Cell Migration under confinement Workshop 2018

From May 02 to 04 in Douro (Portugal) it was held the Cell Migration under confinement Workshop 2018 with a total of 41 participants from Instituto de Medicina Molecular - João Lobo Antunes (iMM), Institut Curie, DKFZ, The Francis Crick Institute and University College London.
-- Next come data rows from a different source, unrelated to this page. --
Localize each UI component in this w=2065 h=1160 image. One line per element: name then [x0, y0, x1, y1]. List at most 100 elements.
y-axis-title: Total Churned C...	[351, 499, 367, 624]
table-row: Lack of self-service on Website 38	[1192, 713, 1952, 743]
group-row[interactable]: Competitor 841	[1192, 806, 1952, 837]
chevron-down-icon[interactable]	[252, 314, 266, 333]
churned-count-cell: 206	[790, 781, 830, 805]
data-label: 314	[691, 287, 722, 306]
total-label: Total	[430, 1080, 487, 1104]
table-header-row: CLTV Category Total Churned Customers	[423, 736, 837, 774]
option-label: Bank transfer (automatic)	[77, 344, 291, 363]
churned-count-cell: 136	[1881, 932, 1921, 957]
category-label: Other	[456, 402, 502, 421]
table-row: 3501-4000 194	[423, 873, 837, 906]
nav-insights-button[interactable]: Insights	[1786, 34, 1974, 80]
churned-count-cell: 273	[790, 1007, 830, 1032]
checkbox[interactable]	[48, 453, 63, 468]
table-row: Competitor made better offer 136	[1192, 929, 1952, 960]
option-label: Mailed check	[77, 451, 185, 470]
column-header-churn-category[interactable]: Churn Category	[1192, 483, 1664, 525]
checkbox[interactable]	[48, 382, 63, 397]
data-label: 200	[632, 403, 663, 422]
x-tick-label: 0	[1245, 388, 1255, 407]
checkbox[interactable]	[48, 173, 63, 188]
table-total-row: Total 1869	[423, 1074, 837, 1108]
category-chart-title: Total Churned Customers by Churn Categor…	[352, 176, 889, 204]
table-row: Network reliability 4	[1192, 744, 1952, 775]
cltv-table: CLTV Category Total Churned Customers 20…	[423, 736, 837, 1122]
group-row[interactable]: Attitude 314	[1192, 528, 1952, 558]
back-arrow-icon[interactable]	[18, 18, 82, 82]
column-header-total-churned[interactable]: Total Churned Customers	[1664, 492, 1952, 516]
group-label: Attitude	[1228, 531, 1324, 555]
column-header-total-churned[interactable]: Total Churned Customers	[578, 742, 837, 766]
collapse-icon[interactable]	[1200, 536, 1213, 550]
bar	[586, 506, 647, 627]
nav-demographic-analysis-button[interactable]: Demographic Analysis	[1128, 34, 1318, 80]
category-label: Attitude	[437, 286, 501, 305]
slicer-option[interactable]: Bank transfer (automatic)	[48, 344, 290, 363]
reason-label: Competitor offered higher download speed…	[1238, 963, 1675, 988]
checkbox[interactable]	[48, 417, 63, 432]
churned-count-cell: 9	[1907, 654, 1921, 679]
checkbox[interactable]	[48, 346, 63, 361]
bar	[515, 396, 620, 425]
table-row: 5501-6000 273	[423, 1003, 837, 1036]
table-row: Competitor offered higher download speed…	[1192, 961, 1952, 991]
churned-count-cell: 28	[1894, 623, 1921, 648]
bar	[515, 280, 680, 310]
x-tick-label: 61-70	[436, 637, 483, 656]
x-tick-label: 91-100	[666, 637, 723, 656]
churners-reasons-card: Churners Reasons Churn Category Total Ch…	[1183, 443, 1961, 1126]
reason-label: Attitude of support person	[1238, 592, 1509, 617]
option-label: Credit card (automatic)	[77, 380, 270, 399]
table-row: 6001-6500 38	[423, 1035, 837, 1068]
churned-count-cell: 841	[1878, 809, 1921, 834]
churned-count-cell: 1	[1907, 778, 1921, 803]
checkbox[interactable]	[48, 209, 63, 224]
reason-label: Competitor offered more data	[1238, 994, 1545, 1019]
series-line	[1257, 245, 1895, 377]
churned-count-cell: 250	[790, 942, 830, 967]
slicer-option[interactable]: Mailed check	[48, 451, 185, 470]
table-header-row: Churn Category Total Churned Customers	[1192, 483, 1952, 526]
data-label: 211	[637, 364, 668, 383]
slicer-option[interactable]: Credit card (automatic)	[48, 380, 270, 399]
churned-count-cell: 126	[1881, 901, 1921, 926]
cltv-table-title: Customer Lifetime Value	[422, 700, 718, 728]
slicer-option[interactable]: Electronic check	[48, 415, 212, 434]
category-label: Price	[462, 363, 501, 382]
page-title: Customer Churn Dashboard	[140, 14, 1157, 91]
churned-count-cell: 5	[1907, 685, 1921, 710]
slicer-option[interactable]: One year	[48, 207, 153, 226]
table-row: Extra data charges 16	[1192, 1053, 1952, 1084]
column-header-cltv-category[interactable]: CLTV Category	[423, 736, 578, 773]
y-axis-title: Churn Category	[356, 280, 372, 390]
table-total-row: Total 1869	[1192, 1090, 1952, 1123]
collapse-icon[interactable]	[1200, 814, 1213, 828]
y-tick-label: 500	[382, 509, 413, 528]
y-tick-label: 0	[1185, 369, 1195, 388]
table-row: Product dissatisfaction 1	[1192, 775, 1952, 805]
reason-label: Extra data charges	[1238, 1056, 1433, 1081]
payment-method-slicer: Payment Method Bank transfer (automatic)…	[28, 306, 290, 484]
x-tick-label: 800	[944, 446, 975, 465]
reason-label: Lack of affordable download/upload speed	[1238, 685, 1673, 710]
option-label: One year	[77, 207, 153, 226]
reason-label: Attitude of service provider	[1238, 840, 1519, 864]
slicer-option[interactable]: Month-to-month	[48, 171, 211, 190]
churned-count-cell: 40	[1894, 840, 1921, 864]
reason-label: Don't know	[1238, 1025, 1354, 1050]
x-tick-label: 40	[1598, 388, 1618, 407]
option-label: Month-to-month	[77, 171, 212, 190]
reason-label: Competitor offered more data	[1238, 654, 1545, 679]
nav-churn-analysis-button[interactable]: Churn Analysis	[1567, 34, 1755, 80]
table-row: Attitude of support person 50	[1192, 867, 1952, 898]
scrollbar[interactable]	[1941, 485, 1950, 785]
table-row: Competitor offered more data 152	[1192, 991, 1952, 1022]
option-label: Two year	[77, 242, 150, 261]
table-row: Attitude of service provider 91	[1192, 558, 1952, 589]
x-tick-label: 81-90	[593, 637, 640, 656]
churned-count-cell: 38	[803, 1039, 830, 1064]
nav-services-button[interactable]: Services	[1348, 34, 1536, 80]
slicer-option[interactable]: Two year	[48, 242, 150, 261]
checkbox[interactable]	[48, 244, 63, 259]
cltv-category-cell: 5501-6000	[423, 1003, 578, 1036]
ReTuBi Lecture - Kristine Schauer

On April 26 of 2018, Kristine Schauer from Institut Curie (France) was the invited speaker as an expert visit with the lecture “Role of actin - and microtubule - dependent motor proteins in Golgi positioning and trafficking”.

Summary of the Lecture:

Many cellular disorders are accompanied by changes in the morphology and positioning of intracellular organelles, yet the functional consequences of organelle alterations are often not clear. The Golgi apparatus is a large and distinctive organelle in mammalian cells constituting the biggest hub of intracellular trafficking at the interface between anterograde and retrograde routes. Although the Golgi apparatus was one of the first organelles to be discovered and observed in detail, the function of its compact structure remains enigmatic. We study cells on bioengineered surfaces of micro-fabricated patterns that provide adhesive cues for defined cell spreading. This approach reduces cell-to-cell variation and mimics space restriction which cells encounter in tissues. We combine this controlled cell culture condition with precise quantification of organelle positioning using a density-based imaging approach. We have previously shown that the Golgi apparatus has a characteristic, well-defined, stable and reproducible organization in micropatterned cells. Because morphology and spatial positioning of organelles are regulated by the cytoskeleton and molecular motor proteins, we are interested in the role of motors at the Golgi. We have used our density-based approach on micropatterns to screen for actin-dependent myosins and microtubule-based kinesins that alter the morphology of the Golgi apparatus. We have identified Myo1C and Kif5B as critical players and have further characterized their role in Golgi positioning, trafficking and cell function. Our analysis will be helpful to understanding the molecular mechanisms underlying intracellular changes associated with cellular pathogenesis such as cancer.